Begini Refleksi Kekalahan Stefanos Tsitsipas Di Semifinal Roma

Penulis: Dian Megane
Minggu 19 Mei 2019, 21:13 WIB
Begini Refleksi Kekalahan Stefanos Tsitsipas Di Semifinal Roma

Stefanos Tsitsipas

Berita Tenis: Satu pekan setelah mengalahkan Rafael Nadal yang mengantarkannya ke final turnamen Masters 1000 pertama dalam kariernya di Madrid, Stefanos Tsitsipas bersikeras bahwa kekalahannya dari Nadal di Roma pekan ini bukan karena penurunan performa, tetapi kecepatan lapangan yang berbeda.

Mengincar untuk melenggang ke final turnamen Masters 1000 secara beruntun untuk kali pertama, Tsitsipas mengalahkan Jannik Sinner dan Fabio Fognini dalam perjalanannya menuju semifinal di Roma.

Namun, petenis muda Yunani, Tsitsipas mengklaim bahwa kondisi yang lebih lamban di Roma menjadi salah satu faktor kunci yang membuatnya kalah untuk kali keempat dari lima pertemuan melawan juara bertahan di Roma, Nadal.

“Saya pikir permainan Rafa sama seperti pekan lalu. Hanya saja lapangannya berbeda, jauh lebih lamban. Saya rasa hal itu membantunya. Ia merasa lebih yakin dengan dirinya sendiri dan memiliki lebih banyak waktu untuk mengeksekusi rencananya,” papar Tsitsipas.

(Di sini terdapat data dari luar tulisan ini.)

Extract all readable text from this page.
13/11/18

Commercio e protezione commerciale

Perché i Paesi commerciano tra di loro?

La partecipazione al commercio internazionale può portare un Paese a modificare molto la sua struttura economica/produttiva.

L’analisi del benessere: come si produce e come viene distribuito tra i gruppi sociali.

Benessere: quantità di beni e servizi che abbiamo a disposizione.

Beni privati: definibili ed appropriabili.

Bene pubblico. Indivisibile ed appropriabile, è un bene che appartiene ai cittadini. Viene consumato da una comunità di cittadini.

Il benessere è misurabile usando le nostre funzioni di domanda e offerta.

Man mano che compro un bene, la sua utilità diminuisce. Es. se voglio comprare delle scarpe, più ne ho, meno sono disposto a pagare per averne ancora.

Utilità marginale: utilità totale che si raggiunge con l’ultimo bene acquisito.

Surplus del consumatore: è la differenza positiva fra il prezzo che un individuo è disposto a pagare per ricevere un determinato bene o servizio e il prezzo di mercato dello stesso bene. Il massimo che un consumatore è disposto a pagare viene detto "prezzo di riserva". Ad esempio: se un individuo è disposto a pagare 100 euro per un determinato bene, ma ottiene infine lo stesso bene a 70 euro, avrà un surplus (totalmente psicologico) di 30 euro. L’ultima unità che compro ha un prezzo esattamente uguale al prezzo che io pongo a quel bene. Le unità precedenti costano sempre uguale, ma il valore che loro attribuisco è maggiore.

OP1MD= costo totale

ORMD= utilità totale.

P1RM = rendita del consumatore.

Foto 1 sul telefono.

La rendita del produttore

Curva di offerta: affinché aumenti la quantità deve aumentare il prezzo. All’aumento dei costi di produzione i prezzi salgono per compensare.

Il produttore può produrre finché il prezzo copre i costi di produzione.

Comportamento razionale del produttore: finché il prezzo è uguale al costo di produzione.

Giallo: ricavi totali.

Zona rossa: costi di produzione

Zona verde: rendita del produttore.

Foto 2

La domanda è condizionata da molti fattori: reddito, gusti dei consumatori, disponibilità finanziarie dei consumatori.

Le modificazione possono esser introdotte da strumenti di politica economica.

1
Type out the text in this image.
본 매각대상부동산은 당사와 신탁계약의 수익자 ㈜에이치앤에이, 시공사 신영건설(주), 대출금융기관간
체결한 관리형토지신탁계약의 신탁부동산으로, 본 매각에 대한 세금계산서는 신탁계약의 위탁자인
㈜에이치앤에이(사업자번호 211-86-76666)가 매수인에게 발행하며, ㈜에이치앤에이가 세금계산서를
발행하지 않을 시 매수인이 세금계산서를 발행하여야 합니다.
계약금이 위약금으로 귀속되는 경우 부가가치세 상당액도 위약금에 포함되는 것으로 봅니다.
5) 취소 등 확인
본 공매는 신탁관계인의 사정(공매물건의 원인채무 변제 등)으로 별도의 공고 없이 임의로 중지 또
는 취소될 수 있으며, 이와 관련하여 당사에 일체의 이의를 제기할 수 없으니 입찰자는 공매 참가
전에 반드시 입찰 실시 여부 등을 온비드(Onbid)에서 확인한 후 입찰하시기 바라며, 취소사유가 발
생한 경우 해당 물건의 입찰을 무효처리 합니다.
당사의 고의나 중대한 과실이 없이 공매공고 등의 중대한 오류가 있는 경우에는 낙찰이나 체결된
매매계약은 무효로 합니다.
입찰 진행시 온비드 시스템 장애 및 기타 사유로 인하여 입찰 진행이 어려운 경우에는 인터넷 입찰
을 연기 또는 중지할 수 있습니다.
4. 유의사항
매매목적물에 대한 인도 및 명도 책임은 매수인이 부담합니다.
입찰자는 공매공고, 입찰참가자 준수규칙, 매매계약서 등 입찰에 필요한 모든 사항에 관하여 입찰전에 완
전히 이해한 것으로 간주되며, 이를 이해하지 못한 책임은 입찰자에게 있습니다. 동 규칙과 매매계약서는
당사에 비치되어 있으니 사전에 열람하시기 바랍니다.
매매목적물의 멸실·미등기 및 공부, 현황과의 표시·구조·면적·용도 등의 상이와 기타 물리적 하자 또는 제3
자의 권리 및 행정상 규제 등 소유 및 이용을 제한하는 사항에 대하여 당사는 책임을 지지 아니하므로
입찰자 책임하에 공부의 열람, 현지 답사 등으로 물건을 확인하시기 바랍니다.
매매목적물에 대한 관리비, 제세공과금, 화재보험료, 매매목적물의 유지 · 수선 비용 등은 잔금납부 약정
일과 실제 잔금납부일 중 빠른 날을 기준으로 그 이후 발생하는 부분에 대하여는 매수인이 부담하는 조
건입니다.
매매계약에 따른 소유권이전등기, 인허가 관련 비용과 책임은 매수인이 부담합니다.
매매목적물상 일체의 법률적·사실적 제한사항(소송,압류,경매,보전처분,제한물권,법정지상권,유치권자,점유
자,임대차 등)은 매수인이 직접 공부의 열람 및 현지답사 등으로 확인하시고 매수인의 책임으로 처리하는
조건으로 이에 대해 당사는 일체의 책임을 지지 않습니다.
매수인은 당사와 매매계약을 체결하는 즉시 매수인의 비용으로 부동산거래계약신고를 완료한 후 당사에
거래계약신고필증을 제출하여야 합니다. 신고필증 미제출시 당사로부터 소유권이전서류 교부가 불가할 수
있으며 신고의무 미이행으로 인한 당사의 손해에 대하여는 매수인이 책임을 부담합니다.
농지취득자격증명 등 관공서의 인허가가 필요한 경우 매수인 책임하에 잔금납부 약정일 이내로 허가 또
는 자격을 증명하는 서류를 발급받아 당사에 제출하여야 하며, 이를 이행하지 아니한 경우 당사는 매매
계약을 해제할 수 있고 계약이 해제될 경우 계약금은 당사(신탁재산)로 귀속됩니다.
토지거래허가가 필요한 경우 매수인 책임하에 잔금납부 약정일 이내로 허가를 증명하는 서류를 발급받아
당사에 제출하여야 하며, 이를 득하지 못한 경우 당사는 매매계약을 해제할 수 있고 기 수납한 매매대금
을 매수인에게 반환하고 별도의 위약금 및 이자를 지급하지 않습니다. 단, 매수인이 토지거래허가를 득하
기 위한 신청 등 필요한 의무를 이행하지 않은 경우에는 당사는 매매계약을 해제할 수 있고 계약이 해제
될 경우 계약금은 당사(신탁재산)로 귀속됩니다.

“Di Madrid, karena ketinggiannya, lapangan dan bolanya lebih cepat. Pukulan-pukulan yang saya mainkan di pertandingan kali ini hampir mirip dengan pukulan yang saya mainkan pekan lalu. Saya merasa, pukulan di pertandingan kali ini benar-benar lamban dan ia memiliki banyak wakktu untuk melewati saya ketika saya mendekati area net, yang saya rasakan berbeda di Madrid. Saya seperti tidak memiliki banyak kontrol pada pukulan-pukulan saya. Harus saya katakan, kecepatan di lapangan ini berbeda. Tetapi permainan Rafa hampir sama, mungkin sedikit lebih baik.”

Walaupuan gagal menjadi petenis yang mampu mengalahkan Nadal secara beruntun di turnamen clay-court, Tsitsipas akan menuju French Open dengan penuh percaya diri setelah hasil yang cukup impresif di musim clay-court Eropa. Ia sukses memenangkan gelar turnamen clay-court pertamanya di Estoril dan lolos ke semifinal atau lebih baik daripada itu secara beruntun di turnamen Masters 1000, final di Madrid dan semifinal di Roma.

“Saya puas dengan hasil saya sejak Estoril. Saya melakoni banyak pertandingan di clay-court. Saya pikir hal itu penting jelang memasuki turnamen sebesar seperti French Open. Saya pikir, saya banyak belajar dalam tiga pekan terakhir,” imbuh Tsitsipas.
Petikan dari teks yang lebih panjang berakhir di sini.